Rapport SHS - B. Le modèle français classique

Ce rapport comporte un bilan précis et documenté, des analyses nuancées qui, notamment, distinguent le niveau européen et la scène internationale d’ensemble.

B. Le modèle français classique
Ainsi, les SHS françaises résistent ici et là au modèle international dominant, tout comme elles témoignent de peu d’intérêt pour les appels d’offres européens, ce qui n’est pas exactement la même chose. Les chercheurs et les responsables institutionnels français ont alors bien des arguments et des critiques à faire valoir.

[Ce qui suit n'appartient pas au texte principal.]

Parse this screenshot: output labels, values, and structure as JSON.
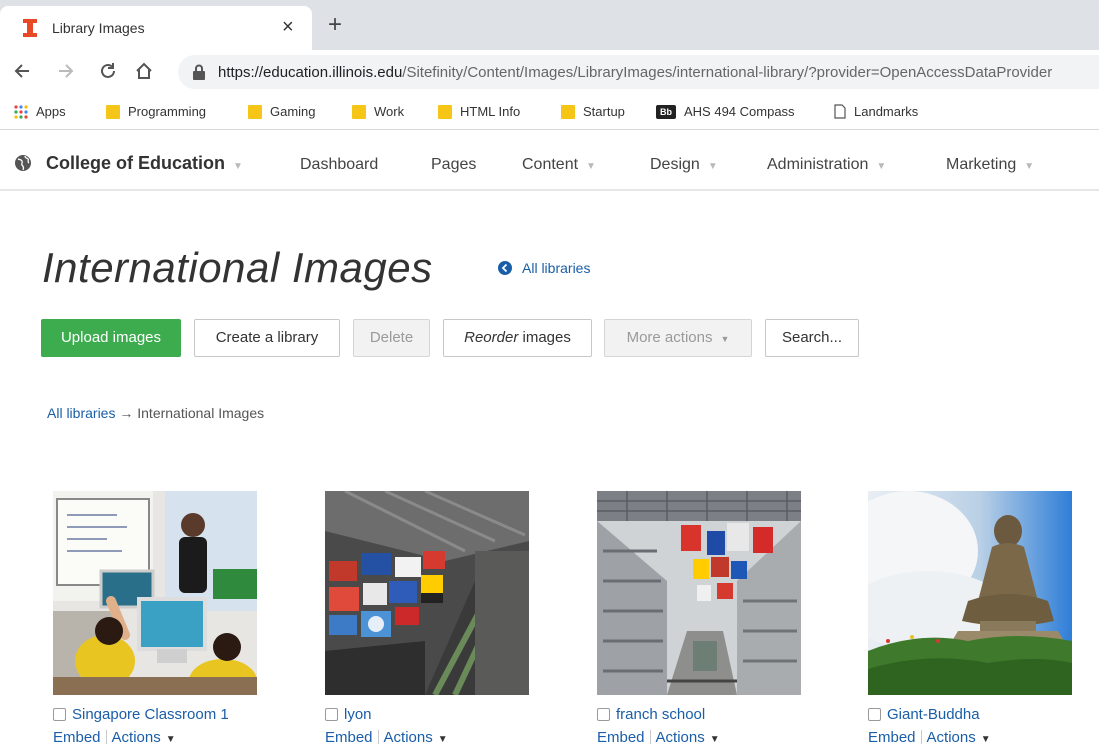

Ils considèrent que ce modèle ne permet pas l’originalité, la fécondité de la recherche – ce qui est injuste, on vient de le voir, si l’on considère les appels d’offres de l’ERC qui fonctionnent exclusivement selon un principe bottom up : c’est le chercheur qui définit ce qui l’intéresse, il n’y a aucune orientation exigée, suggérée ou encouragée. Ils voient dans ce modèle international le triomphe du néo-libéralisme, le poids de l’argent tout puissant – il est vrai que culturellement, la recherche française financée par la puissance publique semble échapper à cette critique, qui, là aussi, ne devrait pas valoir pour les programmes européens, qui sont financés avec l’argent des contribuables. Ils s’inquiètent de voir se renforcer les pensées dominantes, mainstream, au plus loin de la pensée critique, plus ou moins décalée.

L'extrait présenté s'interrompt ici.